Sesampainya di depan
rumahku. “bapak mau mampir?” tawarku “maksih kapan-kapan saja. bapak pamit ya.
mari..” “iya pak”, aku pun masuk ke rumah ku. “siapa tadi? pacar mu dek?” tanya
kak abu. “ada dehh mau tau aja.” “eh dek, kamu jangan sembarangan jalan sama
orang yang enggak di kenal.” “ehh siapa juga yang jalan sama orang yang gak
dikenal, orang tadi dosen riel kok, kakak sirik aja, makanya cari pacar, jangan
cuma bisanya browsing aja terus…” ucapku sambil mengambil air minum di kulkas.”

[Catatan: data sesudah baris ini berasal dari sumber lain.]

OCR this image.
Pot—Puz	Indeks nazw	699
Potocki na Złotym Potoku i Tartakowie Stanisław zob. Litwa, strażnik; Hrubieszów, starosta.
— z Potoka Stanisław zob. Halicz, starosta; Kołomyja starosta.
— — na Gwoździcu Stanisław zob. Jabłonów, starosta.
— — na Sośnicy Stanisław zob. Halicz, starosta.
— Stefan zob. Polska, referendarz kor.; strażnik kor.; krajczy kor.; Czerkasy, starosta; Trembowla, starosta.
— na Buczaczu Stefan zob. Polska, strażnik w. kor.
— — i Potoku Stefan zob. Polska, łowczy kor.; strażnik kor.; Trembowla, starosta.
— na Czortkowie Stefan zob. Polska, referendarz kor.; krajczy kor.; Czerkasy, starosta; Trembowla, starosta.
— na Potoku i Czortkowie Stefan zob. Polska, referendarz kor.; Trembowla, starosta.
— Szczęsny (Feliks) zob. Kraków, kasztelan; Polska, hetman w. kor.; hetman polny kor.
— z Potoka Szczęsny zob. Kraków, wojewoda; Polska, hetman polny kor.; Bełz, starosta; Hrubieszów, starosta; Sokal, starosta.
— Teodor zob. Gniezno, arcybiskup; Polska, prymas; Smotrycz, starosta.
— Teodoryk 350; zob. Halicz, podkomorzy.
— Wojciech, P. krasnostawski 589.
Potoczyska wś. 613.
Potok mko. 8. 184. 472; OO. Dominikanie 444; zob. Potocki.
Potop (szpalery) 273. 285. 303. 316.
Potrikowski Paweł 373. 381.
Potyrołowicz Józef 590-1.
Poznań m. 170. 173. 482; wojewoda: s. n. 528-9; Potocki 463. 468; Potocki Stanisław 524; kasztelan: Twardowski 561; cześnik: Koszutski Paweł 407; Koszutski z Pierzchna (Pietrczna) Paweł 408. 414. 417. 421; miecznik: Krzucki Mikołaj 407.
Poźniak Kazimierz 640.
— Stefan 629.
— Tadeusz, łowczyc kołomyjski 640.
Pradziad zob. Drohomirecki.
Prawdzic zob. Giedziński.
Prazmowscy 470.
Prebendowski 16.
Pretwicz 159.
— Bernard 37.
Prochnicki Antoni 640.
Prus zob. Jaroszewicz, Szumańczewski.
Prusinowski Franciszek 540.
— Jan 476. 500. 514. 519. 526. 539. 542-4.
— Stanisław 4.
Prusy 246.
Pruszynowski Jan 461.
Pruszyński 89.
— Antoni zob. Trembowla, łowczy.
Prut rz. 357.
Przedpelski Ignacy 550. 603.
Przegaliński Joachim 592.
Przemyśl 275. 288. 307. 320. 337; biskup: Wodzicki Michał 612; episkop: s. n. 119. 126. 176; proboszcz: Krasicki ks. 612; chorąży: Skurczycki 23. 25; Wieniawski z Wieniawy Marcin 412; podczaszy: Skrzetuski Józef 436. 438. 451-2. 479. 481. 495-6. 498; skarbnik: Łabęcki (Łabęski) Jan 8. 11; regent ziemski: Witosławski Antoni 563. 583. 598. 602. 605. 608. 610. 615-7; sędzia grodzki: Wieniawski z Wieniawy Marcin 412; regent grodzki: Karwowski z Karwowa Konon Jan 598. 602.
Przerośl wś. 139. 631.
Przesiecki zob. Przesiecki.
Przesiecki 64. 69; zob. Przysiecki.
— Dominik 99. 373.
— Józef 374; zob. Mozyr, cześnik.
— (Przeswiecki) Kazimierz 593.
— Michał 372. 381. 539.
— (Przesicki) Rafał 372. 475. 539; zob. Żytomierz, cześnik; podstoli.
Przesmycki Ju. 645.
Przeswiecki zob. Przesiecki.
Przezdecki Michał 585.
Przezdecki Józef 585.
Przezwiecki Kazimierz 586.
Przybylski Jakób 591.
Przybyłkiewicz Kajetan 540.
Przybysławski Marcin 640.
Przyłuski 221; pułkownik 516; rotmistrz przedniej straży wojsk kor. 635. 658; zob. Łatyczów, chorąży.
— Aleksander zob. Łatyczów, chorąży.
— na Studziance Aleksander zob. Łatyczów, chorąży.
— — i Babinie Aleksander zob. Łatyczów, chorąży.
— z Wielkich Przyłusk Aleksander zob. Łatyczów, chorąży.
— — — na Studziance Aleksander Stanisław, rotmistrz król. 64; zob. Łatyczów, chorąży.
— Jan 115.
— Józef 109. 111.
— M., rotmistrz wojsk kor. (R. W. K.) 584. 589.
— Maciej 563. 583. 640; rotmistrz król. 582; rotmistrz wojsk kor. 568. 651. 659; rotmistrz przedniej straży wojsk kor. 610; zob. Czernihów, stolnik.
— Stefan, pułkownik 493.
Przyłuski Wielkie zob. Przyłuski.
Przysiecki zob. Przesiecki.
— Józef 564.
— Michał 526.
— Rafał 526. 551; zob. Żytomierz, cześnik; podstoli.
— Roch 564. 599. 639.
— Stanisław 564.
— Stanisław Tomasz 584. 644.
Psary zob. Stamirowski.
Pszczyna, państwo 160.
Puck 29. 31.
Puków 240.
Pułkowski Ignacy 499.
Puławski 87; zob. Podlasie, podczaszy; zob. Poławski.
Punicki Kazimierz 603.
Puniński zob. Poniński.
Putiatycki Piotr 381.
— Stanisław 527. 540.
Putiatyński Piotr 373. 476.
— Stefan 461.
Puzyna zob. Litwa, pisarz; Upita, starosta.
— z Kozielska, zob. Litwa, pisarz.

“oh, dosen kamu? dosen apa dosen?” goda kak abu sambil memandangku penuh
curiga. “yah dosen lah..” “udah ah kakak, godain riel terus” ucapku sambil naik
ke kamarku.
“kok aneh ya, kayaknya
aku naksir deh sama pak jihad, secara dia dosen termuda di kampus ku,
dibandingkan dengan pak andi yang super kiler itu jauh banget. pak jihad
orangnya lebih tenang, dan keren pastinya.” tiba-tiba handphoneku bunyi
membuyarkan lamunanku “ya hallo, siapa nih?” “ini gue ninah.” jawabnya “ada apa
nin?” “enggak, lo dianter ya sama pak jihad?” “hah? lo tau dari mana?” “yah tau
aja. jangan-jangan lo cinlok sama pak jihad.” “cinlok? bahasa lo… sinetron
banget, lo kata kita lagi casting.” “ahh elo, ri itu kan cuman istilah.” “oke
deh pulsa gue udah mau abis nih, gue tutup dulu oke. bye,” “oke bye”. tiba-tiba
ada yang mengetuk pintu “mariel, gak makan malem dek?” “gak laper, kakak duluan
aja, abis papi gak ada, jadi terasa kurang lengkap.” “loh kok kamu jadi ngomong
kayak gitu. papi kan kerja” “papi gak peduli sama kita.” “mariel, kamu enggak
boleh ngomong kayak gitu, papi ngelakuin semua itu demi kita anak-anaknya. dan
juga mami.” “mami? mami kan selalu sibuk sama urusan arisan, dan kateringnya
mana punya waktu mami buat makan bersama kita.” “dek, please.. jangan ngomong
gitu.” “udah ah kakak keluar sana gangguin mood riel aja.” dorongku menuju
pintu kamarku dan buru-buru aku menutup pintu kamar ku dan kukunci. “maafin
riel kak, riel cuman ngerasa bosen aja setiap saat kita selalu makan malem
berdua. riel pengen kita berempat makan bersama. tapi kayak nya itu cuma sekedar
keinginan yang gak akan pernah terwujud”.